Samsung, discovered (and corrected) critical flaw in over 100 million Galaxy S

Samsung sold over 100 million Galaxy smartphones with a critical software vulnerability: A group of researchers from Tel Aviv University found that several models of the Galaxy S8, S9, S10, S20 and S21 series did not store cryptographic keys correctly. A hacker with access to this data could have decrypted and subsequently stolen sensitive data, such as passwords and biometric information.

The report (link in SOURCE at the bottom of the article) makes it very clear that it is a complex and sophisticated attack, which is very unlikely to be relevant to the general public. It has to do with the implementation of the so-called TrustZone designed directly by Arm Holdings for its processors. Samsung has developed an environment called TZOS or TrustZone Operating System, which actually runs in parallel with Android and manages all the cryptographic functions of the system.

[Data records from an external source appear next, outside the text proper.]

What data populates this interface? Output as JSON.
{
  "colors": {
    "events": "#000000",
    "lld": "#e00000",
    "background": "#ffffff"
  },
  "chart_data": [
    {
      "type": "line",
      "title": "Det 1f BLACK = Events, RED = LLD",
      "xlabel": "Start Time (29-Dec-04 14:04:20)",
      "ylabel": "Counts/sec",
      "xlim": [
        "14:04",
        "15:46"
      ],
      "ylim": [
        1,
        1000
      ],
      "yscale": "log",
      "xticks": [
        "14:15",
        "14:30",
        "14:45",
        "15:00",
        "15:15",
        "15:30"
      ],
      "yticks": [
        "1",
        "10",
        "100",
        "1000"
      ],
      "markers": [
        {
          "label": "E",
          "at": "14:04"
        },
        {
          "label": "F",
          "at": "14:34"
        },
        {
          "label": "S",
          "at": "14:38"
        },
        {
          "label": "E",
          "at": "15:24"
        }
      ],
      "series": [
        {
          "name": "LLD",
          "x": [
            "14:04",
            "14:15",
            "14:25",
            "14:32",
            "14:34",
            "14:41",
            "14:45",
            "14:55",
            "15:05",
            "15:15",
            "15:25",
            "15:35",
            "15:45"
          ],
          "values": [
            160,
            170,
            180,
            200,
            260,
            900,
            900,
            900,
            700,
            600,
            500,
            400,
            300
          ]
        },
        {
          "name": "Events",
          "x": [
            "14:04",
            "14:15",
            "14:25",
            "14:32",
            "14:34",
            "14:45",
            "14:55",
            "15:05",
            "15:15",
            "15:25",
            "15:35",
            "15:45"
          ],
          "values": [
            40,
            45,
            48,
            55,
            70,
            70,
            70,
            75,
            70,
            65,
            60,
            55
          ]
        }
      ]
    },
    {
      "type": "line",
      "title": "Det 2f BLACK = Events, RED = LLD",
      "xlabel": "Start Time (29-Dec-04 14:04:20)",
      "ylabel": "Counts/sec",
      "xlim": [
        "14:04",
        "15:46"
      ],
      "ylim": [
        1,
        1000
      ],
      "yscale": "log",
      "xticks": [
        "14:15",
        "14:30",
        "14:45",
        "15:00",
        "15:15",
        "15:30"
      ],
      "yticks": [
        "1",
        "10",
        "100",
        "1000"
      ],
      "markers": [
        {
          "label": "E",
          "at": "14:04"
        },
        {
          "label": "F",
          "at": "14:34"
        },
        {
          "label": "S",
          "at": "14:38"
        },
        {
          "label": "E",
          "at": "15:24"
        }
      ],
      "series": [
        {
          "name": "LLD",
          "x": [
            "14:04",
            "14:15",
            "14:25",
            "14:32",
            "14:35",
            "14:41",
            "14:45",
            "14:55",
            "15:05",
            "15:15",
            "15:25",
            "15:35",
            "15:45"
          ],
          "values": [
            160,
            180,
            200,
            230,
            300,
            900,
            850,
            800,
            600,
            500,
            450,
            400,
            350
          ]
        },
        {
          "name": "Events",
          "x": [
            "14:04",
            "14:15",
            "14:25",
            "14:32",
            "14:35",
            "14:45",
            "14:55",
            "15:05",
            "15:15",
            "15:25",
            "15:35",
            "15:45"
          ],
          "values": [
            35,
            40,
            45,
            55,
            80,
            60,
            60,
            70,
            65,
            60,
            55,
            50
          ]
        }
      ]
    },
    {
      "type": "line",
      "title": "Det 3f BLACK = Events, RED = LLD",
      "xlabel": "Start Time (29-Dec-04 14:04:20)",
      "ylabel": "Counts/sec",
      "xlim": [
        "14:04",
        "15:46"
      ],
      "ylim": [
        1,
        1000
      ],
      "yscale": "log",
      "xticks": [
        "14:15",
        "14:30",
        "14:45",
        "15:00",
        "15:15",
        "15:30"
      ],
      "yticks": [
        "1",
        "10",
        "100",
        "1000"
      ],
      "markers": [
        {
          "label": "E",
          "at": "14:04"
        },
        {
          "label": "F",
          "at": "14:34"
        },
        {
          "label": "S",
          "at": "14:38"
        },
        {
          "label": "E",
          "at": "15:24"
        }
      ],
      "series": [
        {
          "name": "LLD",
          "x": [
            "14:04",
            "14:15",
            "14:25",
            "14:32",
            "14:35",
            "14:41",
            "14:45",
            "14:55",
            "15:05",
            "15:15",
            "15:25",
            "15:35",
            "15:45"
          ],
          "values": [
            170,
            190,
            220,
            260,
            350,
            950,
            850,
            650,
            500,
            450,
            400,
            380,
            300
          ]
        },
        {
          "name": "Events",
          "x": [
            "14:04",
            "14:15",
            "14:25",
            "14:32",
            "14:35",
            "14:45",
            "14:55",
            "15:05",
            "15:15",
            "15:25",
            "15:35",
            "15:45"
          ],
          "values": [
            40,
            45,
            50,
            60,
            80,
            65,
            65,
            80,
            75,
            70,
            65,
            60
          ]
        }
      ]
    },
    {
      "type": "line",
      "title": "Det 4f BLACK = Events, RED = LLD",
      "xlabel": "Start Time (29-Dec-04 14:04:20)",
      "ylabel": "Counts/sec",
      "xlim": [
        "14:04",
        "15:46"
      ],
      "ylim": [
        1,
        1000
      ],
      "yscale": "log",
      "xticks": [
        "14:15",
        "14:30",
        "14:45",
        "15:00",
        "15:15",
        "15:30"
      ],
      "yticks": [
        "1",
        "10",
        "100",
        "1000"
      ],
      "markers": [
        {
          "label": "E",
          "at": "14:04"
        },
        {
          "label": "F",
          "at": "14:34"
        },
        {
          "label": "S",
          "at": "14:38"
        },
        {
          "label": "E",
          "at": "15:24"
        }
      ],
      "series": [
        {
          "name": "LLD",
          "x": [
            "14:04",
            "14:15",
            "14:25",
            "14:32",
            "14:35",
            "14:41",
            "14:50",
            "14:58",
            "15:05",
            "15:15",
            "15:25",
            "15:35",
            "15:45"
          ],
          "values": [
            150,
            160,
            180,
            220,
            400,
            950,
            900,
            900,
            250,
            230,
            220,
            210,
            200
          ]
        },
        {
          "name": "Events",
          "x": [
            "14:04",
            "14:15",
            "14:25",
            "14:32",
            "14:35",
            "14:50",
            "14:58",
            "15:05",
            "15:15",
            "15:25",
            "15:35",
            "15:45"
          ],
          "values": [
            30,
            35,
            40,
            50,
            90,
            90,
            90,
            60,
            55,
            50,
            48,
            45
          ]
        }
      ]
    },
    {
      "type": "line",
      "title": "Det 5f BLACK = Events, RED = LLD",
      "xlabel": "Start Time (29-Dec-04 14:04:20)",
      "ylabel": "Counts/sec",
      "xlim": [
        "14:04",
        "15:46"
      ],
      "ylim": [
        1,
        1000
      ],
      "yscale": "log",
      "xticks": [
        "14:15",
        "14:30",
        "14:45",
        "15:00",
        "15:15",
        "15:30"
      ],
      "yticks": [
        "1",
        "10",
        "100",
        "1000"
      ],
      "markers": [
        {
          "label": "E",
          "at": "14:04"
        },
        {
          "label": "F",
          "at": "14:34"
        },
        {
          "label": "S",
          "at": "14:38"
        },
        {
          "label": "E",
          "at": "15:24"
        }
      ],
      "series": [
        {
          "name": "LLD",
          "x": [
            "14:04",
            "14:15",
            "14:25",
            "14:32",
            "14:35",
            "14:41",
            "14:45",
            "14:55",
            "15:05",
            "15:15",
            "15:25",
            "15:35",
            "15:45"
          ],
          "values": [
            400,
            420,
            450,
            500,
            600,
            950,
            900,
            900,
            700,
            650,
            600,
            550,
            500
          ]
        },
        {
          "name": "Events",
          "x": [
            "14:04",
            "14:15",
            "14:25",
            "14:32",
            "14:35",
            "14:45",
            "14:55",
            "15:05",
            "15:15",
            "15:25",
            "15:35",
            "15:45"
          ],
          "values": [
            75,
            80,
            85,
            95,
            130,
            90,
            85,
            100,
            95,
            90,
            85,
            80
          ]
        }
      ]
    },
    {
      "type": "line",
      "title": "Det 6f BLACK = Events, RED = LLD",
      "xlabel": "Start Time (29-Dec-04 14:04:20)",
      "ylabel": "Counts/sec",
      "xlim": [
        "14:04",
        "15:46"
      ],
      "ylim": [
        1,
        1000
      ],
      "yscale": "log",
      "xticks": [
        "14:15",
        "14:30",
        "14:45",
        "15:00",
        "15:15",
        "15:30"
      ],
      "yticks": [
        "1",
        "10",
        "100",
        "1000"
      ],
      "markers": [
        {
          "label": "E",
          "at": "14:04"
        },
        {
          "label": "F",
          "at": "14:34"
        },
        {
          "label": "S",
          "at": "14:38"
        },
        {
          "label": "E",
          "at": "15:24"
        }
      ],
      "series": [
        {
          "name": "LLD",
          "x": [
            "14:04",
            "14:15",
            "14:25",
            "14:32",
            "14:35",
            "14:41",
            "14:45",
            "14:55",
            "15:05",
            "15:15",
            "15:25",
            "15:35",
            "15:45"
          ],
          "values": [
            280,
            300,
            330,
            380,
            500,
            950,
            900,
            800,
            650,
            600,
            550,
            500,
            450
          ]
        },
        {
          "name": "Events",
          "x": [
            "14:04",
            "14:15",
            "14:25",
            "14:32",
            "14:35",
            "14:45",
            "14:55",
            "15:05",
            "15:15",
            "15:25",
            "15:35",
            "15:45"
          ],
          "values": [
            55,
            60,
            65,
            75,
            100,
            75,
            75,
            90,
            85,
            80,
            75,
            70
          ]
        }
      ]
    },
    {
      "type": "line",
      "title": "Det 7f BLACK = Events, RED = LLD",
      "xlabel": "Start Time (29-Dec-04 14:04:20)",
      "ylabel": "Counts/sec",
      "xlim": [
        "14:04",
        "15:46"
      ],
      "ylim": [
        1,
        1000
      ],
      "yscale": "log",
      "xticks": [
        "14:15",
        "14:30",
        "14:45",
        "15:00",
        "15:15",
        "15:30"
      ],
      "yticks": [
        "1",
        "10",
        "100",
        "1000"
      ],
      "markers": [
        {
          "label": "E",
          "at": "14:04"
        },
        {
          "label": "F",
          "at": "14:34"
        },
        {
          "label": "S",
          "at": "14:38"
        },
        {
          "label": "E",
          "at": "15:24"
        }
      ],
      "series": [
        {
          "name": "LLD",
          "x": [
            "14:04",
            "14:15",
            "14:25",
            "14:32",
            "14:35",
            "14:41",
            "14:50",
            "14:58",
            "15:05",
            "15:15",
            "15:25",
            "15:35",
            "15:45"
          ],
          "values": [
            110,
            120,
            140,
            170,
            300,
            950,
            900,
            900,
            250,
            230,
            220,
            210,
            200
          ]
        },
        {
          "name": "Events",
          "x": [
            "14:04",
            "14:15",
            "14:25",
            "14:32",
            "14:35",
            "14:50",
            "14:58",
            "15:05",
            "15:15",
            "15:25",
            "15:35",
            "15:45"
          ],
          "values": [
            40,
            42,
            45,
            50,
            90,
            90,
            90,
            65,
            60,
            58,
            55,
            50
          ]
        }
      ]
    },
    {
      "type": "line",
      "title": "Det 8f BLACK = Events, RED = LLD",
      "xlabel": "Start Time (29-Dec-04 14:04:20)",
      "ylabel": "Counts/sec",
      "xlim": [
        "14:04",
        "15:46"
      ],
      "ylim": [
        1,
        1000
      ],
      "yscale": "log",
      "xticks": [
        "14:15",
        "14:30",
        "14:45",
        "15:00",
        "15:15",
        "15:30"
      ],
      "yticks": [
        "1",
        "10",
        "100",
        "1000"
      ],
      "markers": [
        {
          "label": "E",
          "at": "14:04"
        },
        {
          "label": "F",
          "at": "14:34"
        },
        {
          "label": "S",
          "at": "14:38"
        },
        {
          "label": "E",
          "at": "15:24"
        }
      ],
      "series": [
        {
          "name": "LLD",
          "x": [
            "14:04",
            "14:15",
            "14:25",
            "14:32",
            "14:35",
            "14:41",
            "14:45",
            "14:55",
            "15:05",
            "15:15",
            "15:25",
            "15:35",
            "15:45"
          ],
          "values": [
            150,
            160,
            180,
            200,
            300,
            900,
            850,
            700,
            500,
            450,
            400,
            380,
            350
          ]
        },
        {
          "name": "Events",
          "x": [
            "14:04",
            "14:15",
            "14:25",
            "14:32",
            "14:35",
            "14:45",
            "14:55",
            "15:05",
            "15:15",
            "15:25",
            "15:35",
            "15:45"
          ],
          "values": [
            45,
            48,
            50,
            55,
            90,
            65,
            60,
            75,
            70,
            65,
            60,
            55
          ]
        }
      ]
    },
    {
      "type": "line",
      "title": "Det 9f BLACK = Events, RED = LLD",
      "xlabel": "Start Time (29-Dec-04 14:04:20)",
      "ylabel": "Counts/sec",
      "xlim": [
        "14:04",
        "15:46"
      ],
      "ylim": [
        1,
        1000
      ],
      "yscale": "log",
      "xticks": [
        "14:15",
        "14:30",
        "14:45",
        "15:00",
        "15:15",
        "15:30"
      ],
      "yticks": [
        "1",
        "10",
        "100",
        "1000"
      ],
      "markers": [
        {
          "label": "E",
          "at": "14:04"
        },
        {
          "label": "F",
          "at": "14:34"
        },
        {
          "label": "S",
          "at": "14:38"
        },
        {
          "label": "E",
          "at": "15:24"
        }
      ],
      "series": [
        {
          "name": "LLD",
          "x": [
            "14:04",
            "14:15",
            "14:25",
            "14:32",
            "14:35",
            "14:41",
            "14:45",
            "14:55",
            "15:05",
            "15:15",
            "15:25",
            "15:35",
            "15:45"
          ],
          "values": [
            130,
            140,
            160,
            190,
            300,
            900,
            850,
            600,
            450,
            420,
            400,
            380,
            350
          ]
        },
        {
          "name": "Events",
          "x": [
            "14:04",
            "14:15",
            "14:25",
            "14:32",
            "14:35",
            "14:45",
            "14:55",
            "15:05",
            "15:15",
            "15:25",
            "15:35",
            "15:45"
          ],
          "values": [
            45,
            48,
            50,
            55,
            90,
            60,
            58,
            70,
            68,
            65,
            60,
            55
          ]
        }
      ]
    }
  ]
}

It’s one of those high-level espionage exploits, you know – governmental or otherwise, which it is anyway already been corrected by Samsung. A first mitigation was implemented with the August 2021 security patches, and a further fix came with those two months later. In short, everything solved? Let’s say yes: although the support window closed a long time ago, towards the end of December 2021 even the Galaxy S8 and S8 Plus received the November 2021 patches. The news was a bit of a surprise, but now we know that Samsung had very valid reasons, proving once again that among the Android manufacturers it remains the best in terms of updates and security.

The main problem highlighted by the researchers, however, is another: and that is the choice of manufacturers such as Samsung and Qualcomm’s keep the TrustZone implementations secret. “Details on designs and implementations should be carefully reviewed and verified by independent researchers and should not rely on the difficulty of reverse engineering on proprietary systems“.